İklim krizi romantik bir olgu değildir

Gerçeğin tam kendisidir! İklim krizine yönelik çözüm odaklı yaklaşımların gerçekleşmemesi, toplumsal bir bilinç bütünlüğünün sağlanamaması ve sorumsuz bir tüketim çılgınlığının gün geçtikçe artış göstermesi bugün bizlere Avustralya yangını gibi ağır sonuçlar doğuran somut örnekleri karşımıza çıkarıyor.
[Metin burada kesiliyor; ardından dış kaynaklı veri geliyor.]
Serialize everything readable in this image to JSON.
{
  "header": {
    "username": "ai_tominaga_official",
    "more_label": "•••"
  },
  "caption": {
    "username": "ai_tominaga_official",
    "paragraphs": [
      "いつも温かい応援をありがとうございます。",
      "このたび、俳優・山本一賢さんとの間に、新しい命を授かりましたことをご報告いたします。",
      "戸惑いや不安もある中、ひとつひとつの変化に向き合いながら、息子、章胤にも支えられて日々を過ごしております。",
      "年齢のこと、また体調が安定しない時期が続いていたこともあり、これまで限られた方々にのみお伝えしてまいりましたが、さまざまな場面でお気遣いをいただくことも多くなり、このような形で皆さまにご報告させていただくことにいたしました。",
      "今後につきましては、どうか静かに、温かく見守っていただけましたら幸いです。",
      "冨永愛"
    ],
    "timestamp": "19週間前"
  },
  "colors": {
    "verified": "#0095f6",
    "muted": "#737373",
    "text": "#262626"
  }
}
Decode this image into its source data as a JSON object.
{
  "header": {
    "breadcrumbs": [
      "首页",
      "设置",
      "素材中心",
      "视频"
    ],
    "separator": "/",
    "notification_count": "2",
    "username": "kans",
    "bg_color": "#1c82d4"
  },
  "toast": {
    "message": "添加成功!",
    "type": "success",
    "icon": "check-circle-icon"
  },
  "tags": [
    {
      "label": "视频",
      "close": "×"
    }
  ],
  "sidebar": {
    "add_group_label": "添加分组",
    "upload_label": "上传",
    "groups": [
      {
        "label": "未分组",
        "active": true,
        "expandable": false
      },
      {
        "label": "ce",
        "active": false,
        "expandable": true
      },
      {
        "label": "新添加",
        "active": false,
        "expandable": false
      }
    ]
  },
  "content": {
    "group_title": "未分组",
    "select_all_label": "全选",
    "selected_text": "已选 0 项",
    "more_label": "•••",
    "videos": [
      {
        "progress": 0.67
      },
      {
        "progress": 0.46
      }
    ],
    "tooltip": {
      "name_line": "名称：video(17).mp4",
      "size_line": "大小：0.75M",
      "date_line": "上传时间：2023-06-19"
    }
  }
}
Bugün aylardır devam eden kuraklık ve rekor seviyedeki sıcak hava etkisiyle önlemi alınamayan yangınların yanında, Dünya Bankası’nın iklim değişikliğinden kaynaklı oluşması muhtemel risk olarak belirttiği 2050 yılına kadar kıyı kentlerinde sellerin meydana gelmesi nedeniyle küresel ekonomide yaklaşık 1 trilyon dolarlık bir zarar oluşması da iklim krizinin başka bir yüzü olarak karşımıza çıkıyor.

Birleşmiş Milletler Ekonomik ve Sosyal İşler Bölümü’nün (UN DESA) 2019 yılında yayınlamış olduğu Sürdürülebilir Kalkınma Amaçları (SKA) Genel İlerleme Raporu’na göre; küresel ısınmadan kaynaklı, Dünya’nın dört bir yanında bir milyon tür şu anda yok olma tehlikesiyle karşı karşıya.

Karasal ortamın yüzde 75’i ve deniz ortamlarının yüzde 66’sı ise insan faaliyetleri tarafından ciddi bir şekilde değişime uğramış durumda.

Sorumsuz bir tüketim kendi yaşam kalitenizi ve dünyadaki tüm canlıların yaşam kalitesini olumsuz etkiliyor!

Günümüzde bilinçsiz tüketim alışkanlığı ile yılda 990 milyar dolarlık gıda atığı oluşuyor. İklim değişikliğinin en büyük nedenlerinden biri olan tarım ve hayvancılık sektörü insanlığın tüketmeden direk atık oluşumuna sebebiyet verdiği fazla gıda talebine yetişmek için asıl ihtiyaçtan fazlasını üretmek zorunda kalıyor.

İhtiyaç dışı tüketimden kaynaklı üretim yoğunluğu ise yüksek oranlarda doğal kaynak tüketimine neden olurken aynı zamanda da yüksek oranlarda sera gazı emisyonlarının oluşmasına neden oluyor. 80-120 milyar dolar değerindeki plastik ambalaj malzemesinin her yıl yüzde 95’i kaybediliyor.

Kısacası sorumsuz bir tüketim alışkanlığı ile neden olduğumuz iklim değişikliği krizi yüzünden bugün milyonlarca canlı hayatını kaybediyor.

Ekonomik anlamda ise büyük kayıplar görmezden geliniyor. Ekonominin dişli çarklarını oluşturan en önemli etkenlerden biri olan tüketici davranışı, bugün bilinçsizlik ile bir mücadele içerisinde bir çok canlının hayatına, yaşam kalitesine ve kazanılabilecek olan ekonomik değerlerin oluşumuna engel olması ile kendisine ket vurur nitelikte.